The manufacturer recommends two coats and I found this to be sufficient – even on a larger than normal surface such as my bathroom walls, where you really do not want brush marks or other imperfections.  I used a wide synthetic brush to save paint and enable me to reach behind awkward pipework, the radiator etc. and a smaller one for the wooden trims.  You could use a roller just as well, but for the most even results, choose one that is designed for oil based paints and prepare for a cleaning session from hell.
Thankfully, my James with his formidable 6’6 frame took over the roller in order to paint the ceiling.  This was a simple emulsion job and we chose to use Dulux Bathroom + that repels mould and is guaranteed to last a minimum of five years.
This unit used to be in our kitchen, now it hold all of our toiletries and a formidable stack of towels.  Not a shabby space for a spa day.

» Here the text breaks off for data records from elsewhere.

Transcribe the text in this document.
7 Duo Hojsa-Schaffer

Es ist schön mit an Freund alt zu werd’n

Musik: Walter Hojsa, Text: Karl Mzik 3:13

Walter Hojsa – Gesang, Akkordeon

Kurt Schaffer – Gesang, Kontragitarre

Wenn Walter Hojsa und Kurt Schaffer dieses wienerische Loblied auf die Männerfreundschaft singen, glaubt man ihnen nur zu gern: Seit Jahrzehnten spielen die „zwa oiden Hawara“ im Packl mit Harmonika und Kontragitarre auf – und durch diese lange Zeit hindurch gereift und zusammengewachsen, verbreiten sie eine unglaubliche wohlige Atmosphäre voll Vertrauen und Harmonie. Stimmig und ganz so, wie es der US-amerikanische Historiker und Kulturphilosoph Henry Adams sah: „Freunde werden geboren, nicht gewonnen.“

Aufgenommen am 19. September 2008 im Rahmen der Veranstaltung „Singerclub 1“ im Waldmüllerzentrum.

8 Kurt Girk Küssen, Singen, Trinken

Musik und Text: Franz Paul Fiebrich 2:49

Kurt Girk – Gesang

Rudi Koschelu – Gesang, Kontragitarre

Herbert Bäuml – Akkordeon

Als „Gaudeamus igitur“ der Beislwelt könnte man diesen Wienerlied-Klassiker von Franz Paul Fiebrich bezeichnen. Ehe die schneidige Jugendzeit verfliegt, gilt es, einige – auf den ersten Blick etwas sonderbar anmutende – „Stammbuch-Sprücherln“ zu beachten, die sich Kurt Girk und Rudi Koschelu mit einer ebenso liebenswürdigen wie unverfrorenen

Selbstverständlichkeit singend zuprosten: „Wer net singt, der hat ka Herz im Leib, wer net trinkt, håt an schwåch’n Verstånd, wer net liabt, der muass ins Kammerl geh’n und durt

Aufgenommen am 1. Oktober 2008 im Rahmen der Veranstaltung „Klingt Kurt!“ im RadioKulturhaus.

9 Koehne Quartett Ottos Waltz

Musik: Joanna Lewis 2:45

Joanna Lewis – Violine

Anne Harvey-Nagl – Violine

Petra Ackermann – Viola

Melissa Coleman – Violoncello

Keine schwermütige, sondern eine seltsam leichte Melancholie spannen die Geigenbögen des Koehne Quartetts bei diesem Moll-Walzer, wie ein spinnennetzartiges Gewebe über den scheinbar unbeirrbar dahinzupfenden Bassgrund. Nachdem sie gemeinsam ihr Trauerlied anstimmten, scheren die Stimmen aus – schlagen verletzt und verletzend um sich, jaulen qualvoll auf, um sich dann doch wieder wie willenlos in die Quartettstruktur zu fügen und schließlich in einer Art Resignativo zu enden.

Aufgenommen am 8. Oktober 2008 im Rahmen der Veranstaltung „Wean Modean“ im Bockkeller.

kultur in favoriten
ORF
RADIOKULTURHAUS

Having finished painting the room we needed to decide on storage.  Not being a fan of open shelving in a wet space myself, we decided on a vintage unit bought originally for our kitchen in Bretagne.  The chest is just about narrow enough for this bathroom and has plenty of draws and shelves for our toiletries and towels.  The existing marble shelf above the sink was cleaned and kept for our toothbrushes and it looks pretty nice with the new mirror thrifted from a local depot vente.  The dark wood of the storage unit, a fancy new toilet seat (mahogany, baby!) and the mirror frame really tie the different elements in this bathroom together.
The mirror is not currently fixed on the wall, but rests on a shallow marble self above the sink.
The towel hooks that were inconveniently far away from the bath were taken down and replaced with chrome-finished towel rings.  Our old textiles such as the bathmat and the shower curtain were still in a perfect working order so we did not feel the need to replace any of them.  The accessories, too, were from our old hoard of stuff, merely repurposed to suit this bog.
 
Finlayson towels – this pattern is called Elefantti and it was designed in 1969 by Laila Koskela.
I think it is justified to claim this Little Bathroom of Horrors has been completely rehabilitated.  As it stands, it is a clean, welcoming and sweet-smelling space – no mouldy wallpaper in sight.  No longer do I have to recite Hail Mary’s whilst seated on my porcelain.. ahem.. mahogany throne nor feel dirty after taking a shower!  And I cannot underestimate the importance of this update – after a functioning kitchen, bathroom is the most important room in the house for me; it is an oasis to escape to after a hard day of living on a building site.
Or removing Asterix-stickers from other surfaces around the house.  Bastards.
But going back to the bathrooms… my bubble bath is waiting! *Crabs the ice cold flute of Blanquet and turns up Steve Wright.